Dr. Mohammed Qazi, associate dean for Research and Outreach in the College of Arts and Sciences, led the effort in developing and submitting grant proposals to the Caring Foundation and P&G. College of Arts and Sciences dean, Dr. Channa Prakash, served as co-author to the grant’s initiative.
“With the new funding, we plan to launch many instructional activities in these areas to empower our students with additional knowledge and expertise that would better prepare them for the 21st workforce, which demands familiarity with big data and artificial intelligence,” explained Prakash.
“Big Data Analytics and Artificial Intelligence are areas making incredible advances impacting our daily lives, providing new applications in every area and pushing the frontiers of science and technology,” he continued. “Every unit in the College of Arts & Sciences ranging from humanities, arts, social sciences, behavioral sciences, mathematics to natural sciences can see the impact of machine learning, big data and AI. Faculty, especially those working on cancer research, are already using some of these tools in their biomedical research.”
“Data Science and AI are highly multi-disciplinary, and so participating students will gain competencies in multiple STEM areas like statistics and coding. Moreover, Data Science transects many areas, and so students from different disciplines whether related to STEM, Health, Humanities, and many others will benefit from the program,” added Qazi.

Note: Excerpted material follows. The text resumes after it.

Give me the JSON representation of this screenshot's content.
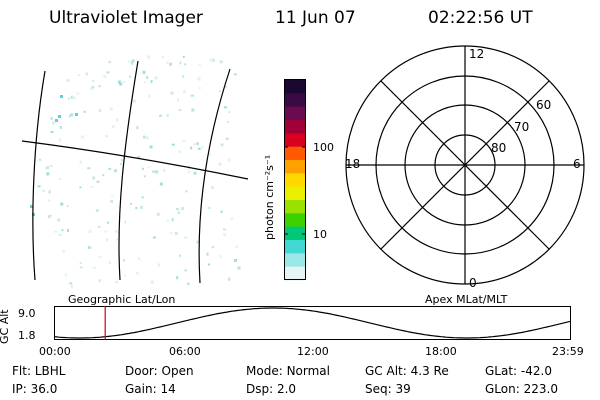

African Americans constitute a mere five percent of physicians and three percent of data scientists in the U.S. The representation of African Americans in medicine with relevant knowledge of data science and AI is even lower. The emerging data-intensive health trends and technologies require medical trainees to gain experience in these areas.
Under the grants, both initiatives will provide minority students with practical knowledge of these two fields, data science, and AI through a year-long professional development. The project will meet the following four criteria: career development, experiential learning, innovation, and cross-functional collaboration.
Participating students in the context of competitive medical school preparation will have a deeper understanding and knowledge of data science analytics and AI techniques. They will also have hands-on experiential opportunities to understand and experience the data science life cycle and construct models to predict forecasts and communicate results.